I have a mug, which a few years ago I took into work with me whilst working in the Mental Health Team in Haringey. It’s a large black mug bearing the motif of the SETI institute in California USA, SETI being The Search for Extraterrestrial Intelligence. The mug was the subject of much derision, so I was a UFO geek, a believer in little green men. No end of protestations that SETI was a respectable organisation based on rigorous scientific principles, that it had enjoyed NASA funding, cut any ice. No the whole idea of the search for intelligent life outside our solar system was risible.
I suppose I ought to state, for the record, as they say, that I am not interested in the outpourings of the so called Ufologists, nor do I believe that we are regularly visited by astonishingly humanoid aliens taken to abducting hapless homo sapiens for the purpose of surgical experiments.
I do however believe that the question are we alone in the universe is amongst the most important question ever asked. Discovery of intelligent life in the Universe would, to put it mildly, have radical implications for the whole of humanity. So what are the odds? Well astronomers estimate that there are 200 billion to 400 billion stars contained within the Milky Way, moreover recent discoveries indicate that planetary systems are almost certainly the norm. Estimates of how many of these will be rocky earth like planets vary, Dr Alan Boss of the Carnegie Institution of Science in 2009 estimated that there could be one hundred billion Earth-like planets in our galaxy. These Goldilocks planets, neither too hot nor too cold, would all be candidates for the formation of some form of life, with the potential to develop intelligent life. All of this predicated on the assumption that life would need water and be carbon based, what if other forms of life could develop in habitats inconceivable to us? I have also not mentioned the reality that our own galaxy is only one amongst 100 to 200 billion galaxies in the universe.

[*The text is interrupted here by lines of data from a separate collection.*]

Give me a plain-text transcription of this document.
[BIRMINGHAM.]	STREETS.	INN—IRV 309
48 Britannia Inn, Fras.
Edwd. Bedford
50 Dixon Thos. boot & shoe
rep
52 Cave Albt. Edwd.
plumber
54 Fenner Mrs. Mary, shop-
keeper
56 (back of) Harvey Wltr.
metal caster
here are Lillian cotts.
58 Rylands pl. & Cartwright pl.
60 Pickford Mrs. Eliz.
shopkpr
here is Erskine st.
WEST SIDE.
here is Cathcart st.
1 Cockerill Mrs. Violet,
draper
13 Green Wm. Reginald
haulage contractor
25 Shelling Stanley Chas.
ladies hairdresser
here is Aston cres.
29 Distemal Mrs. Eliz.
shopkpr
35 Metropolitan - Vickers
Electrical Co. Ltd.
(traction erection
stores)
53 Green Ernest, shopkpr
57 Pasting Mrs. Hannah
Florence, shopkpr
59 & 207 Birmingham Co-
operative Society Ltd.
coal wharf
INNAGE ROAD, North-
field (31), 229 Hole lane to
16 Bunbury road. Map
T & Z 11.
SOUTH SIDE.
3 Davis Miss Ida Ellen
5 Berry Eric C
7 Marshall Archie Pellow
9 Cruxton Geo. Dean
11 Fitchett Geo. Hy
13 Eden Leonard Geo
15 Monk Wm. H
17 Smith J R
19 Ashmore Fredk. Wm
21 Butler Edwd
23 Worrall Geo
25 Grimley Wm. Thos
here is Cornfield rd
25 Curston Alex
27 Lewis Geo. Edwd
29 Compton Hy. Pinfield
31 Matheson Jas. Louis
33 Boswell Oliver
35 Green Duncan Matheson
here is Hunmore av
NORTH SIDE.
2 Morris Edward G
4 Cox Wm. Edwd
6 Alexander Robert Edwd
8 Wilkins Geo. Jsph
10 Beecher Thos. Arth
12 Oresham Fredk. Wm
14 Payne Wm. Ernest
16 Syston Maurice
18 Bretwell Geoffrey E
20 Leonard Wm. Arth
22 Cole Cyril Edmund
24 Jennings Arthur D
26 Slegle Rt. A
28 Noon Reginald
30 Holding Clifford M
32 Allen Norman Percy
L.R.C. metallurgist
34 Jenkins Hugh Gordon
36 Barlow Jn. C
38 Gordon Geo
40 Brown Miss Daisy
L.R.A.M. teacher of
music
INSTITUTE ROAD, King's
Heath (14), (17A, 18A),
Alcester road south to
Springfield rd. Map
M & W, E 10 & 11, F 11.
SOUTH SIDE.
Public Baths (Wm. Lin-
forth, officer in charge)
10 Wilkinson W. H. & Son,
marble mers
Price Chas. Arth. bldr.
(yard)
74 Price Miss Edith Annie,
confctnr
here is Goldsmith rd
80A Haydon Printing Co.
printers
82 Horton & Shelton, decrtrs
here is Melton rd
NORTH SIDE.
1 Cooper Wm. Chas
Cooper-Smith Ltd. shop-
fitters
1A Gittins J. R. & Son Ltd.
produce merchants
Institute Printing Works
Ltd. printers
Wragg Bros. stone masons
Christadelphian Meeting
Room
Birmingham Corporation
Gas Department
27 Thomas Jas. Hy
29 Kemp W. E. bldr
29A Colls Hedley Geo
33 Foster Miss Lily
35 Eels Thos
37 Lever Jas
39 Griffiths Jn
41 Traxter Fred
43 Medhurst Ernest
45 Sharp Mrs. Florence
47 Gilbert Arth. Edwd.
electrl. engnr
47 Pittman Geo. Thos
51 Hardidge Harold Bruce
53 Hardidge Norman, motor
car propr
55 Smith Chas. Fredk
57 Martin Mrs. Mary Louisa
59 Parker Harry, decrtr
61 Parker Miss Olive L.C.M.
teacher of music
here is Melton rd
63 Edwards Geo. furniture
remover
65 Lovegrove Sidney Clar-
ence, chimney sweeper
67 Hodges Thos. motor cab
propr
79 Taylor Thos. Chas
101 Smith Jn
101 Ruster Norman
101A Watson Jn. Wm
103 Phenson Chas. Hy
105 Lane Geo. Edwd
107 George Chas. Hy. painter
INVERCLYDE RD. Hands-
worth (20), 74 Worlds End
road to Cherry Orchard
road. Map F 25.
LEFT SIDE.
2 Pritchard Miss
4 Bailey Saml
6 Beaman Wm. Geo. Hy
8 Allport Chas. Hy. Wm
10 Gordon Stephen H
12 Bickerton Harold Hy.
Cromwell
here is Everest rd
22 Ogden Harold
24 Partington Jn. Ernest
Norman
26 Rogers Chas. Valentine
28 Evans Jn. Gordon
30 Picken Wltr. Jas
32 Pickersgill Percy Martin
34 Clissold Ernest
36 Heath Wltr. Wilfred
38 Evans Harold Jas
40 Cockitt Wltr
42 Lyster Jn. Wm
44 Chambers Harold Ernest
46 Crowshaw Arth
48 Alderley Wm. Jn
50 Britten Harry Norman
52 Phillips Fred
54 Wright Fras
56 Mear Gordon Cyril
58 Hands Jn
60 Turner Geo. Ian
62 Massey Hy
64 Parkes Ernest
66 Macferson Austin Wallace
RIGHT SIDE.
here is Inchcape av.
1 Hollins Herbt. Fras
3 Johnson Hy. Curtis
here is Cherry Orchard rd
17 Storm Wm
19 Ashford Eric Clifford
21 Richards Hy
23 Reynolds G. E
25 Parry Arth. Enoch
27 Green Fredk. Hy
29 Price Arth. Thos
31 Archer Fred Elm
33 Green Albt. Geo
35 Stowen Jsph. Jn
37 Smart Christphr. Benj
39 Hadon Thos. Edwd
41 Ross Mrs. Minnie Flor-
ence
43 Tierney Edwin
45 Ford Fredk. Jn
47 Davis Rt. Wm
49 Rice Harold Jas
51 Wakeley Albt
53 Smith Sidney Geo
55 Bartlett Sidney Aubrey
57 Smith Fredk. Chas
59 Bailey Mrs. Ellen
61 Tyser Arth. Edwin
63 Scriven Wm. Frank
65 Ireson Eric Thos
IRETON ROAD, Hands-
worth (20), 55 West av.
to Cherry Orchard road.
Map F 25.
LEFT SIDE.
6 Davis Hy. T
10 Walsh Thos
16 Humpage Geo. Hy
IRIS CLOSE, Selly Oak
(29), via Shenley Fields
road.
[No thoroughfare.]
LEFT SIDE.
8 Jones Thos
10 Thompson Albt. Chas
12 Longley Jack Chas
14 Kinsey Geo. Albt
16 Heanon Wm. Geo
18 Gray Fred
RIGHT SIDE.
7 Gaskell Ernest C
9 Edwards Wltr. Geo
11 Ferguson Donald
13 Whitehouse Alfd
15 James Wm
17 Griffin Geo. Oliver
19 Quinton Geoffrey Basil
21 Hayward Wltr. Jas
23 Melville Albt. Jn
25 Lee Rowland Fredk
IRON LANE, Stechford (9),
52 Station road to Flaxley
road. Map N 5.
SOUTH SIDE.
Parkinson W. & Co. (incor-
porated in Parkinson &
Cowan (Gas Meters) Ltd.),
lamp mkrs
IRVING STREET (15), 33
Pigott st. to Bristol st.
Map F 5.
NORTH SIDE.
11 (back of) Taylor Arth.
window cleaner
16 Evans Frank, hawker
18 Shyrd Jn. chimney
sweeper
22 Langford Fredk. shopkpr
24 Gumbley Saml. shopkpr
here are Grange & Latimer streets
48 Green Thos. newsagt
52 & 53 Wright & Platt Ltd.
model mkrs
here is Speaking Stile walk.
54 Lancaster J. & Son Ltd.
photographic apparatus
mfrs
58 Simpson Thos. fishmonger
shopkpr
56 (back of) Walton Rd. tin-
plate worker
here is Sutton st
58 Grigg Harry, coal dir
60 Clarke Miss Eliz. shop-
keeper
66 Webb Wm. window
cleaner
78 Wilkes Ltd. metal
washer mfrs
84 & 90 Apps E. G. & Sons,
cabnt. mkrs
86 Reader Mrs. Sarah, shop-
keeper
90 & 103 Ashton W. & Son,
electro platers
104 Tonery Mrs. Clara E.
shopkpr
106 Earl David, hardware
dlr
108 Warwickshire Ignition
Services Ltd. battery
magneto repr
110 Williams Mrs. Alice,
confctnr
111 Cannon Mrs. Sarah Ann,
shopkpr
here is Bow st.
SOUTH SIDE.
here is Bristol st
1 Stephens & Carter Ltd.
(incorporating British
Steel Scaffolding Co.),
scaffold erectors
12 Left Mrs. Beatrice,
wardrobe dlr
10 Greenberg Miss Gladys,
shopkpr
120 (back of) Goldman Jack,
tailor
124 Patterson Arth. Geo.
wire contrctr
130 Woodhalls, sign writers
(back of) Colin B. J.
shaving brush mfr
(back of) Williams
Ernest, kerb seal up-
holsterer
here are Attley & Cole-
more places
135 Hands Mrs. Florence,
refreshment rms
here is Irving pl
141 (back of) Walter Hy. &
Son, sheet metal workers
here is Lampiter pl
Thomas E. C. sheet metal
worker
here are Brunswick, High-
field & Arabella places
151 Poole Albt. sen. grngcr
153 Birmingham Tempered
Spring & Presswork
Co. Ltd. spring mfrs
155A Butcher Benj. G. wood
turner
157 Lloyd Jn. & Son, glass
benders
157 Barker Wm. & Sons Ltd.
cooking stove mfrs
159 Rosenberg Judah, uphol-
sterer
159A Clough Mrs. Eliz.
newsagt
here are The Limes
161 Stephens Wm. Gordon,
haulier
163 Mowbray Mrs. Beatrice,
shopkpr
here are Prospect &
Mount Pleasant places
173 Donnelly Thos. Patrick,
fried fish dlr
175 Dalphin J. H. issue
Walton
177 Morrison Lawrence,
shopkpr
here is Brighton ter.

SETI currently raises far more questions than answers, but they are serious questions that need to be examined, questions which Davies seeks to explore. At the heart of the enquiry is the question of the eerie silence, where is everybody?
Cosmology of which SETI and disciplines such as astrophysics and astrobiology are offshoots, is the most exiting area of human exploration, I recommend a visit to the Hubble website should you require any further persuading, www.hubblesite.org/ , as to SETI, well as Jody Foster’s character in the film contact framed it, ‘if we are alone it represents an extraordinary waste of space.’ Alternatively as Arthur C Clarke one mused:-

‘Sometimes I think we are alone in the universe, sometimes I think we are not. In either case the idea is quite staggering.